Thursday 27 August 2009

A Big Day - Part 1

Up early in great excitement. Today is wig day.
I miss the bus. Oh no!

Text to Iris:
Just missed bus. Phone about to die. Please go in and tell them if you get there before me.

Text from Iris:
The bakerloo line is down and the traffic is gridlocked I have been trying to get bus for 30 still on regent st.

Oh no, oh no!!
I feel there is a wig curse upon me.

But that’s just unnecessary pessimism. As I’ve learned, it’s likely to give one cancer or shorten one’s life in a dozen of other ways so I shrug off the thought and, sure enough, another bus comes along.

Raoul’s turns out to be a funny, old-fashioned place with hairdressing stations in the front and a wig-fitting establishment in the back. They do all the wigs for patients at St Mary’s. I’m ushered into a curtained cubicle decorated with textured wallpaper and a blue painted dado rail.

A nice enough but not very interested blonde lady comes in. She does not ask me my name or bother to introduce herself. I guess she fits wigs on cancer patients all day every day and has heard all the stories. I imagine it could be quite a depressing job if you let it get to you. She asks me what my hair used to be like. “Rita Haworth in Gilda” I reply, hopefully. “I don’t think we have any wigs like that” she states. “Well what have you got?” I ask. The look on her face says: “this is going to be a long session...”

First up is a short, spiky number. It is brown with reddish highlights. I have never imagined myself as the head of the Human Resources Department or Admin Manager but now I see that, with the right hairstyle, anything is possible. I hand it back with a shudder.
I realise that wig choosing might be more tricky that I’d thought, especially since I have no idea what I want. Luckily for me, at this point Iris arrives.
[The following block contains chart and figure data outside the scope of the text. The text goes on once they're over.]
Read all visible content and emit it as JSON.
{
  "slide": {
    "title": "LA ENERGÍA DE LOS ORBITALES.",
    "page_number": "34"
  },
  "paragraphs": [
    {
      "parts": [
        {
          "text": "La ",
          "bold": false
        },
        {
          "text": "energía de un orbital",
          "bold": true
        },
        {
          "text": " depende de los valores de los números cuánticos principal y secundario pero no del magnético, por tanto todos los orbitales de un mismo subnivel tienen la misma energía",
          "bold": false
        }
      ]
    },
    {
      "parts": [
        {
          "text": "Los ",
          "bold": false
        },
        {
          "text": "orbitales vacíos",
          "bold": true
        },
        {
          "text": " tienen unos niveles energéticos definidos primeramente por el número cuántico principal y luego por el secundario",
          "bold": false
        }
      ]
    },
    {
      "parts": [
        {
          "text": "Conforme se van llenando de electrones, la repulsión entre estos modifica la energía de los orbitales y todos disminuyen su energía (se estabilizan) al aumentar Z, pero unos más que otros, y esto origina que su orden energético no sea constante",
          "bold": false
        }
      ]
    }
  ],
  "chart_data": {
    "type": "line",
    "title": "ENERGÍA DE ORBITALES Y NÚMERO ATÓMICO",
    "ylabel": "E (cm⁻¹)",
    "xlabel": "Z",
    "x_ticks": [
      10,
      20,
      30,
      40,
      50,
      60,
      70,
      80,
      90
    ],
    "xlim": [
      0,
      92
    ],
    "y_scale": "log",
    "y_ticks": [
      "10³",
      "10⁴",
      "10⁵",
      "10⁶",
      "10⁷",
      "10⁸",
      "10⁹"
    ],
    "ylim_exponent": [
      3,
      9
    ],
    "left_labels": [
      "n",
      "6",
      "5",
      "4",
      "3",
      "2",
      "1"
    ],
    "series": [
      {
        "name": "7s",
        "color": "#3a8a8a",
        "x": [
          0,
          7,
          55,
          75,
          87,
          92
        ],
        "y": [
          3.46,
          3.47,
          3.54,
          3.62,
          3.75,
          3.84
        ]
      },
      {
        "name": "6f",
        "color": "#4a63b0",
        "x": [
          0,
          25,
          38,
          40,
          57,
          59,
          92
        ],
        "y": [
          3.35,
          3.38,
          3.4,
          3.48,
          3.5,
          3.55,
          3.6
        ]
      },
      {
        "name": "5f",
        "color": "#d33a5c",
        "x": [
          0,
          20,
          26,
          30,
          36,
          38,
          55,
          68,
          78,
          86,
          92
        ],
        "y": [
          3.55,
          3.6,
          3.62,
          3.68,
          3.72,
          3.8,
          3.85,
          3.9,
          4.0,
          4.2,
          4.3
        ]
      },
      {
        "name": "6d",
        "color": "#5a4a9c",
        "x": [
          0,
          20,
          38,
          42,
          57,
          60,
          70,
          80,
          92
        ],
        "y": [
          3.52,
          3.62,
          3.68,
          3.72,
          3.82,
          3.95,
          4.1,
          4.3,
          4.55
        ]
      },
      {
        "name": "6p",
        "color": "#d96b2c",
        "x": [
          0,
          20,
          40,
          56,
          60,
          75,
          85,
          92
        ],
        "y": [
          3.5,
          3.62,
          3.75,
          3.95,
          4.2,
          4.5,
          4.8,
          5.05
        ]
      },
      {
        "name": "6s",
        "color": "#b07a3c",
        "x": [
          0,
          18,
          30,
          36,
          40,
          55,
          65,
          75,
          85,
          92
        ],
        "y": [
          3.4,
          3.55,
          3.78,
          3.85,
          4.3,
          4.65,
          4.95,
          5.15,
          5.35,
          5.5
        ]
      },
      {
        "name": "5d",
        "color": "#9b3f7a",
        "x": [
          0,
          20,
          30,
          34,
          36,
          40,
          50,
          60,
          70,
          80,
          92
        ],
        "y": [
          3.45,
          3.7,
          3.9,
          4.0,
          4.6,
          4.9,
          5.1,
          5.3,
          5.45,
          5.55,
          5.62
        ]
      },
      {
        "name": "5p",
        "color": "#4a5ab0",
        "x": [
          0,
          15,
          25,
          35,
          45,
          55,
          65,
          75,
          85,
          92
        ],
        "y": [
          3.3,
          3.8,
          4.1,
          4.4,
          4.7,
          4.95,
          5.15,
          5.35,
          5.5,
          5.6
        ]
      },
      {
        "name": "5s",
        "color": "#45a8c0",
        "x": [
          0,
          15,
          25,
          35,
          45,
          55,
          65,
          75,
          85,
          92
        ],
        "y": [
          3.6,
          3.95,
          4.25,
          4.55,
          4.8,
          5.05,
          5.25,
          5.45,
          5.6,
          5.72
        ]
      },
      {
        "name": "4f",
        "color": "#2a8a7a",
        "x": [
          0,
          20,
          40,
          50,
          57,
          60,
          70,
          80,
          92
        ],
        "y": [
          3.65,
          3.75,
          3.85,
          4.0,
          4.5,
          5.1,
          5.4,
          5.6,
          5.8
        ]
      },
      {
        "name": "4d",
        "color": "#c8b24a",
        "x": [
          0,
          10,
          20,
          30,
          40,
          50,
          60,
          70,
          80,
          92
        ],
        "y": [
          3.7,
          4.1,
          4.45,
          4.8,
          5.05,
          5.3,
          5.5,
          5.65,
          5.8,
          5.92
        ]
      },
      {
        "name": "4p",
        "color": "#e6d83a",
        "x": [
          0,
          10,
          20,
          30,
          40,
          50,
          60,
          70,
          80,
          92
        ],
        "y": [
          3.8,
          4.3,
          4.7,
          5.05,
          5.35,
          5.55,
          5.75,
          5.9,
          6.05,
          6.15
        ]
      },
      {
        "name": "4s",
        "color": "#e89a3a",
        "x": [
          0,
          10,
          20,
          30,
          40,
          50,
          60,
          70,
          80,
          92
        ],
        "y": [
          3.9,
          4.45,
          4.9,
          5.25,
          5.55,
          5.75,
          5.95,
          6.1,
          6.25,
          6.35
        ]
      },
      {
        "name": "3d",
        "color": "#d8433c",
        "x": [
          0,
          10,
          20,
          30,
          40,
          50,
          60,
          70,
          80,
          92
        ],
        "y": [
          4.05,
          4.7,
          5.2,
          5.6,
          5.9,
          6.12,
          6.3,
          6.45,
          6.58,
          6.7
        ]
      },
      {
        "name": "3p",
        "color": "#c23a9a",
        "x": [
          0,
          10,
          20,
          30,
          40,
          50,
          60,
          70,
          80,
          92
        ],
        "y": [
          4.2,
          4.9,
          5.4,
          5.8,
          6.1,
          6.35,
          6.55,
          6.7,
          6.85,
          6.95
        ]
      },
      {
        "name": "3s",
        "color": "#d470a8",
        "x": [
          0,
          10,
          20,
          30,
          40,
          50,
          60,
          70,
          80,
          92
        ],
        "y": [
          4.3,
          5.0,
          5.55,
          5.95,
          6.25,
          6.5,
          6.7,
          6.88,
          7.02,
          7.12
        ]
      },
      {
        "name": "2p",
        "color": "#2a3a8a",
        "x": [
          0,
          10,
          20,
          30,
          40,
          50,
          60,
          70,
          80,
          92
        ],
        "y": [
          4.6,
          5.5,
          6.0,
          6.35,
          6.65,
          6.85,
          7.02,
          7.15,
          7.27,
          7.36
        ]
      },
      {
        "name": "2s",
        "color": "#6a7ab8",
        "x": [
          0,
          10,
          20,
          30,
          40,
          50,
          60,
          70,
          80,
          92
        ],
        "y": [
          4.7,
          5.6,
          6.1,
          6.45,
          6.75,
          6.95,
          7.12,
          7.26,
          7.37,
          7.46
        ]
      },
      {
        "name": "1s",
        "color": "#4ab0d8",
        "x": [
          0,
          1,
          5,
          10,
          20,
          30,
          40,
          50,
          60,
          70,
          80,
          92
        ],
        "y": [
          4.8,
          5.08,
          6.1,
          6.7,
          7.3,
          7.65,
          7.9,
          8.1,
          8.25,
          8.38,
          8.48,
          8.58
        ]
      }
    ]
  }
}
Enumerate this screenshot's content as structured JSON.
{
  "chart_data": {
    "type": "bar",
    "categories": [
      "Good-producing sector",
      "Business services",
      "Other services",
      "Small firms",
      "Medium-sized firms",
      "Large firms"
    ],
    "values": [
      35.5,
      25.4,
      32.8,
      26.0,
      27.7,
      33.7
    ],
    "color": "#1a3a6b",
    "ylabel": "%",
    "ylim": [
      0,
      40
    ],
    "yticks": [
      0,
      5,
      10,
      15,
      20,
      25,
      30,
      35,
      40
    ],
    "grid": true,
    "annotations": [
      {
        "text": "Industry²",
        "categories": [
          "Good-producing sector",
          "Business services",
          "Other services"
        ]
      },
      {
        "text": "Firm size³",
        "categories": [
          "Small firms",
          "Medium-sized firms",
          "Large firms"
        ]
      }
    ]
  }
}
The next wig is a winner. It’s a dark brunette, ‘cappucino’, with no highlights, cut in a stylish bob with a blunt fringe, shorter at the back and then angled down to curl into one’s jawline. It’s by René of Paris, Van Nuys, California, made in Thailand.

Next is a long black coiffe – too Morticia Addams. Then a layered short ash-blonde look – too Lady Di. Then a long, yellow blonde style – Iris suggests adding a pair of sunglasses and a kaftan and going out dressed as Cousin It. Finally a copper red wig with highlights in about ten different colours. It’s very long and multi-layered with a flicky fringe. To me it looks like a cross between Suzi Quattro and Farah Fawcett. Iris insists it’s got potential. I try the dark bob again. It’s very French and sexy. Then the red mop. “I don’t think so.” “Wait,” says Iris “look at it from the back.” “Hmmm” say I. Iris enrols the support of the wig lady who holds up the mirror so that I can see it from every angle. “It looks lovely” says the wig lady. “It’s better that your own hair ever was” says Iris. “Hmmm” I say again but not in nearly such a definite way. “I’ll take them both.”

As the voucher-exchange transaction gets under way, I study the care instructions. How to wash your wig (cold water only, use wig shampoo and conditioner). How to dry it (shake and hang upside down overnight). And then WARNING: Avoid exposure to heat such as; blow dryers, curling irons, hot rollers, ovens, barbecue grills... Well I understand that heated styling tools may cause the nylon hair to frizz in an undesirable manner and I am often in need of a reminder not to stick my head in the oven but under what dreadful circumstances, I wonder, would I be desperate enough to barbecue my wig?